AI-parallel development: how we used multi-agent Claude to ship workflow cache SAVE, OCI registry, Redis SSE fan-out, pack-content ruleset enforcement, and 25 other features simultaneously. Here's the architecture.

The standard model of software development is sequential: one engineer, one feature, one PR at a time. Even with a full team, coordination overhead keeps the actual work from flowing freely. On June 1, 2026, we ran an experiment — a single Claude Code session, multiple agents, 30 features in parallel.

The setup

We used Claude Code's multi-agent mode: one orchestrator agent that decomposed the feature list into independent work trees, and one agent per feature that executed inside a dedicated git worktree. Each worktree shared the same Neon database schema but had its own branch, so merge conflicts were impossible at the file level.
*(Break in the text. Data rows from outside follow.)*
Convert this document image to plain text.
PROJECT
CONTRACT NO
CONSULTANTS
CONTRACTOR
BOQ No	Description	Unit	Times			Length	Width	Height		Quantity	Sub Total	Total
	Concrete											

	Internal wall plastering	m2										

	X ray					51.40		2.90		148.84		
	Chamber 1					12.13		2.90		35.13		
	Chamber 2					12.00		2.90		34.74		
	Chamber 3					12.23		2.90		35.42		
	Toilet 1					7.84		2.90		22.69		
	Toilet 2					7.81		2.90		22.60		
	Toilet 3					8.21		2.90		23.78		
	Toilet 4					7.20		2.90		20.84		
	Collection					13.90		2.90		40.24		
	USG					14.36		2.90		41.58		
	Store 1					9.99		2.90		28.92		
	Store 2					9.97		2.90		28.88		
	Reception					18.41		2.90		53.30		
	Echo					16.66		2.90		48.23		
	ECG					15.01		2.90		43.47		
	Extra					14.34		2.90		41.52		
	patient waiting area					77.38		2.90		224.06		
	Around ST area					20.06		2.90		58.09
The orchestrator scheduled agents by dependency order — features that touched schema.ts ran first in isolation, then all independent features ran in parallel across 28 worktrees simultaneously. Total wall-clock time: 47 minutes.

What shipped

The headline features from that session were:

  • Workflow cache SAVE / RESTORE.gluecron/workflows/ YAML now accepts a cache: key that persists node_modules or any directory across runs. Average CI time dropped 62% on our own repo.
  • OCI container registrydocker push gluecron.com/owner/repo:tag now works. Blobs stored on the same Fly volume as git objects. Auth via PAT with registry scope.
  • Redis SSE fan-out — live-events now fan out through Redis Pub/Sub so horizontal scale works without sticky sessions. Every SSE topic (platform:deploys, pr:live, etc.) propagates across all instances.
  • Pack-content ruleset enforcement — rulesets now include a max_file_size rule enforced at the pack-objects layer, not just at commit time. A 400 MB model checkpoint can't land even in a force-push.

The other 26 features were smaller — bug fixes, missing API fields, UI polish — but they shipped atomically alongside the big four in a single batch merge.

What we learned

The hardest part wasn't the agents — it was the review. Thirty PRs landed simultaneously. We needed a merge queue that could serialize them safely, and our own GateTest gate to catch the handful of integration bugs that individual worktrees couldn't see. Both held up perfectly.

The conclusion: the bottleneck in software is no longer writing code. It's reviewing code, and deciding which features are worth building. Everything else is execution, and execution is now parallelizable.